DATA_PATH = '../data/'

ratings_main = pd.read_csv(
    os.path.join(DATA_PATH, 'ratings.csv'),
    dtype={
        'user_uid': np.uint32,
        'element_uid': np.uint16,
        'rating': np.uint8,
        'ts': np.float64,
    }
)

In [2]:
ratings_main.head(6)

Unnamed: 0,user_uid,element_uid,rating,ts
0,571252,1364,10,44305170.0
1,63140,3037,10,44305140.0
2,443817,4363,8,44305140.0
3,359870,1364,10,44305060.0
4,359870,3578,9,44305060.0
5,557663,1918,10,44305050.0


In [3]:
#вырежем первые 2000 строк для тестирования
ratings = ratings_main.iloc[:2000]

In [4]:
movies_list = list(set(ratings['element_uid'])) 
#gets the list of all movies that have been rated by at least someone

In [5]:
def generate_ratings_dict(data) -> dict:
    ratings_dict = {}
    
    for _, item in data.iterrows():
        user_id = item['user_uid']
        
        if user_id not in ratings_dict:
            ratings_dict[user_id] = {}
        
        (ratings_dict[user_id])[item['element_uid']] = item['rating']
    
    return ratings_dict

In [6]:
ratings_dict = generate_ratings_dict(ratings)

In [7]:
def generate_data(ratings_dict: dict, movies_list: list) -> dict:
    data_dict = {}
    n = len(movies_list)
    
    for user_id, item in ratings_dict.items():        
        if user_id not in data_dict:
            data_dict[user_id] = [0]*n
        
        for i in range(n):
            if movies_list[i] in ratings_dict[user_id]:
                (data_dict[user_id])[i] = (ratings_dict[user_id])[movies_list[i]]
    
    return data_dict

In [8]:
data_dict = generate_data(ratings_dict, movies_list)

In [9]:
import random

def generate_centroids(k: int, data_list: list) -> list: #chooses random k users as initial centroids
    return random.sample(data_list, k)

In [10]:
generate_centroids(4, list(data_dict))

[467946.0, 375252.0, 442550.0, 345066.0]

In [11]:
import math

def distance(u: list, v: list) -> float: #finds the distance between two vectors
    dist = 0

    for i in range(len(u)):
        dist += math.pow((u[i] - v[i]), 2)

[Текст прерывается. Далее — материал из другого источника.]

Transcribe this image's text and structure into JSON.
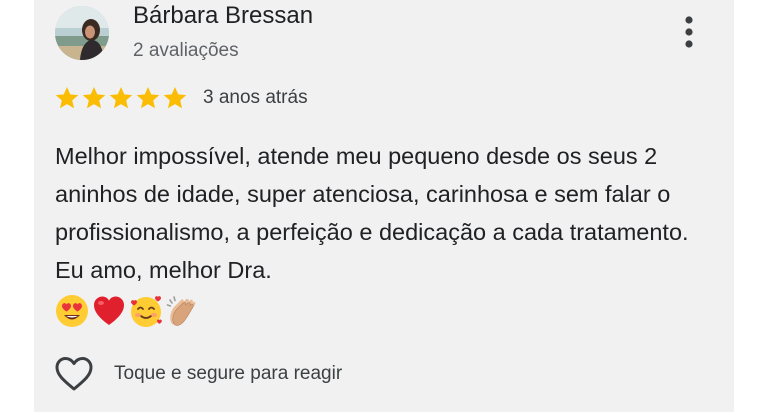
{
  "review": {
    "author_name": "Bárbara Bressan",
    "review_count": "2 avaliações",
    "rating": 5,
    "rating_max": 5,
    "time_ago": "3 anos atrás",
    "text": "Melhor impossível, atende meu pequeno desde os seus 2 aninhos de idade, super atenciosa, carinhosa e sem falar o profissionalismo, a perfeição e dedicação a cada tratamento. Eu amo, melhor Dra.",
    "emojis": [
      "heart-eyes-emoji",
      "red-heart-emoji",
      "smiling-face-with-hearts-emoji",
      "clapping-hands-emoji"
    ]
  },
  "actions": {
    "react_label": "Toque e segure para reagir",
    "react_icon": "heart-outline-icon",
    "more_icon": "more-vertical-icon"
  },
  "colors": {
    "star": "#fbbc04",
    "card_background": "#f1f1f1",
    "text": "#202124",
    "secondary_text": "#5f6368"
  }
}
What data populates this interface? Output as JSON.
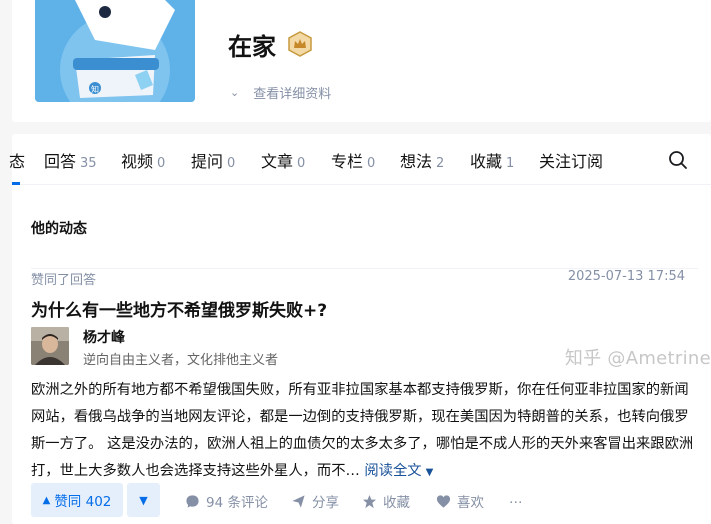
{
  "profile": {
    "name": "在家",
    "detail_link": "查看详细资料",
    "badge_icon": "crown-badge-icon"
  },
  "tabs": {
    "cut_label": "态",
    "items": [
      {
        "label": "回答",
        "count": "35"
      },
      {
        "label": "视频",
        "count": "0"
      },
      {
        "label": "提问",
        "count": "0"
      },
      {
        "label": "文章",
        "count": "0"
      },
      {
        "label": "专栏",
        "count": "0"
      },
      {
        "label": "想法",
        "count": "2"
      },
      {
        "label": "收藏",
        "count": "1"
      },
      {
        "label": "关注订阅",
        "count": ""
      }
    ]
  },
  "feed": {
    "section_title": "他的动态",
    "item": {
      "action": "赞同了回答",
      "timestamp": "2025-07-13 17:54",
      "question_title": "为什么有一些地方不希望俄罗斯失败+?",
      "author_name": "杨才峰",
      "author_bio": "逆向自由主义者，文化排他主义者",
      "excerpt": "欧洲之外的所有地方都不希望俄国失败，所有亚非拉国家基本都支持俄罗斯，你在任何亚非拉国家的新闻网站，看俄乌战争的当地网友评论，都是一边倒的支持俄罗斯，现在美国因为特朗普的关系，也转向俄罗斯一方了。 这是没办法的，欧洲人祖上的血债欠的太多太多了，哪怕是不成人形的天外来客冒出来跟欧洲打，世上大多数人也会选择支持这些外星人，而不…",
      "read_more": "阅读全文",
      "vote_label": "赞同 402",
      "comments": "94 条评论",
      "share": "分享",
      "favorite": "收藏",
      "like": "喜欢",
      "more": "…"
    }
  },
  "watermark": "知乎 @Ametrine",
  "colors": {
    "accent": "#056de8",
    "muted": "#8590a6",
    "link": "#175199"
  }
}
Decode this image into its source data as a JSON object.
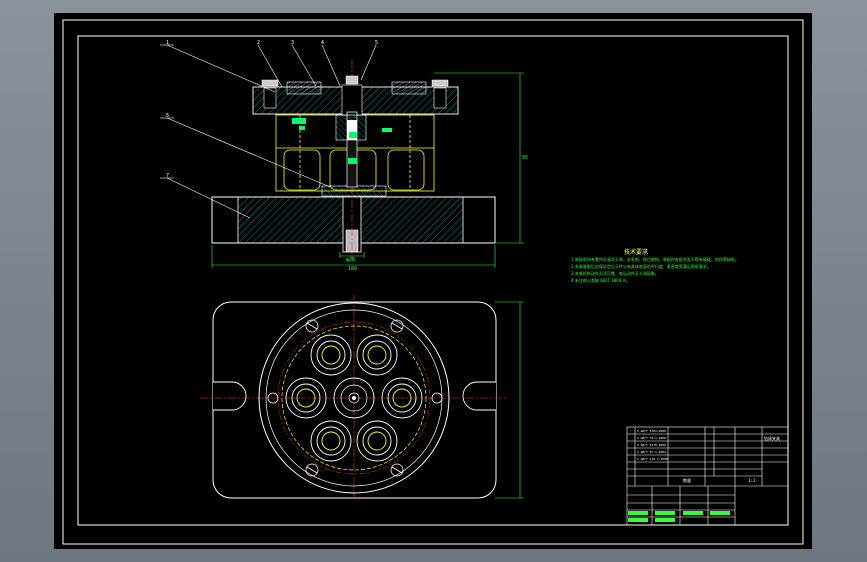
{
  "drawing": {
    "balloons": [
      "1",
      "2",
      "3",
      "4",
      "5",
      "6",
      "7"
    ],
    "dimension_labels": {
      "height": "95",
      "width": "180",
      "bore": "φ28"
    },
    "technical_requirements": {
      "title": "技术要求",
      "lines": [
        "1.装配前所有零件应清洗干净，去毛刺、锐边倒钝。装配时各配合面不得有磕碰、划伤等缺陷。",
        "2.夹具装配后应保证定位元件与夹具体底面的平行度、垂直度等满足图纸要求。",
        "3.夹紧机构动作灵活可靠，各运动件无卡滞现象。",
        "4.未注明公差按 GB/T 1804-m。"
      ]
    },
    "title_block": {
      "title": "钻床夹具",
      "rows": [
        "5 GB/T 5783-2000",
        "4 GB/T 70.1-2000",
        "3 GB/T 6170-2000",
        "2 GB/T 97.1-2002",
        "1 GB/T 119.1-2000"
      ],
      "qty_header": "数量",
      "scale": "1:1"
    },
    "colors": {
      "background": "#000000",
      "frame": "#ffffff",
      "outline": "#ffffff",
      "hatch": "#00ccff",
      "center_line": "#ff3333",
      "hidden_line": "#ffff00",
      "dimension": "#33ff33",
      "part_green": "#00ff66"
    }
  }
}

    return math.sqrt(dist)

In [12]:
def add_to_cluster(item: int, centroids: list, data_dict: dict): #centroids = list of lists
    return item, min(range(len(centroids)), key = lambda i: distance(data_dict[item], centroids[i]))

In [13]:
from functools import reduce

def add_vector(u: list, v: list) -> list:
    return [u[k] + v[k] for k in range(len(v))]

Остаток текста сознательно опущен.